New Algorithm Identifies Ten Times More Naturally Occurring Antibiotics than All Previous Studies

Drug resistance is a major concern worldwide. Many drugs, including antibiotics of ‘last resort’ such as vancomycin and daptomycin, are Peptidic Natural Products (PNPs) that have an unparalleled track record in pharmacology. Many antimicrobial and anticancer agents are PNPs, but discovery of new PNPs is a difficult challenge – both experimentally and computationally. 

Corresponding author and CSE professor Pavel Pevzner is a longtime participant in the Qualcomm Institute.

In a paper* published in Nature Microbiology on January 22, a team of American and Russian computer scientists described a new algorithm that identified an order of magnitude increase, or roughly 10 times more PNPs than all previous studies.

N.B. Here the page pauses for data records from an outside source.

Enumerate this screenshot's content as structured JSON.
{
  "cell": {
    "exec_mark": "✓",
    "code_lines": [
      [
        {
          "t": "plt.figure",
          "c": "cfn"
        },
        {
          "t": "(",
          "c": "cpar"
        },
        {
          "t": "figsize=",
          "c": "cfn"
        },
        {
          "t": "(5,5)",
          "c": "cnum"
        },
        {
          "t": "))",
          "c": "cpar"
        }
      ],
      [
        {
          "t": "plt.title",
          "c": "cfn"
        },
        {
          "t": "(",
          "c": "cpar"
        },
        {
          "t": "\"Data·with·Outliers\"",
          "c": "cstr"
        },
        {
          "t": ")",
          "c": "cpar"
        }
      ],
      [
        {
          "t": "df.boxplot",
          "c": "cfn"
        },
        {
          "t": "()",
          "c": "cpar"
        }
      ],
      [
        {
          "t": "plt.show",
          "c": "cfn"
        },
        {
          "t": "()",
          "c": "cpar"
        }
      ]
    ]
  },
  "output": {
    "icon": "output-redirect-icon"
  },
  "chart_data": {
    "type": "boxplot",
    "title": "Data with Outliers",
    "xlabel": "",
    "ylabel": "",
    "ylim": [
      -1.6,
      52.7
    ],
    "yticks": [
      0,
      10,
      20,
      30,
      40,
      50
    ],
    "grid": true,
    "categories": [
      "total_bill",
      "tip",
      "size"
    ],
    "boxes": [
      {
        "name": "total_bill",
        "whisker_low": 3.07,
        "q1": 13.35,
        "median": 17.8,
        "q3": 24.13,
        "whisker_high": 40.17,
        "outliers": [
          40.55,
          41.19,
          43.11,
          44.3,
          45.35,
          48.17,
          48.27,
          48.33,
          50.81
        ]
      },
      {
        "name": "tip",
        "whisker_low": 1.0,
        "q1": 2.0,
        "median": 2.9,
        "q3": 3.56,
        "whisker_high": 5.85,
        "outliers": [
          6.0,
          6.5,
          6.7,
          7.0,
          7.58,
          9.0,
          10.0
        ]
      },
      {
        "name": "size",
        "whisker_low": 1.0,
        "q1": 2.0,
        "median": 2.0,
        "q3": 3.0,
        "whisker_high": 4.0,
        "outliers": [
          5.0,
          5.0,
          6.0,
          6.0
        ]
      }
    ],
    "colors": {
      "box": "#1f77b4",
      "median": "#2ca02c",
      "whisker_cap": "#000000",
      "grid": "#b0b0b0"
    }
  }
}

Pavel Pevzner, a professor of computer science and engineering at the University of California San Diego, is the corresponding author on the paper.

PNPs represent one of the last bastions of the complex compounds that, until recently, remained virtually untouched by computational research. These compounds are produced by bacteria and fungi in a battle for survival and they offer great potential to be natural antibiotics. With antimicrobial resistance becoming a global concern and medicine eager for new antibiotics, innovative methods for discovering natural product antibiotics are becoming of utmost importance.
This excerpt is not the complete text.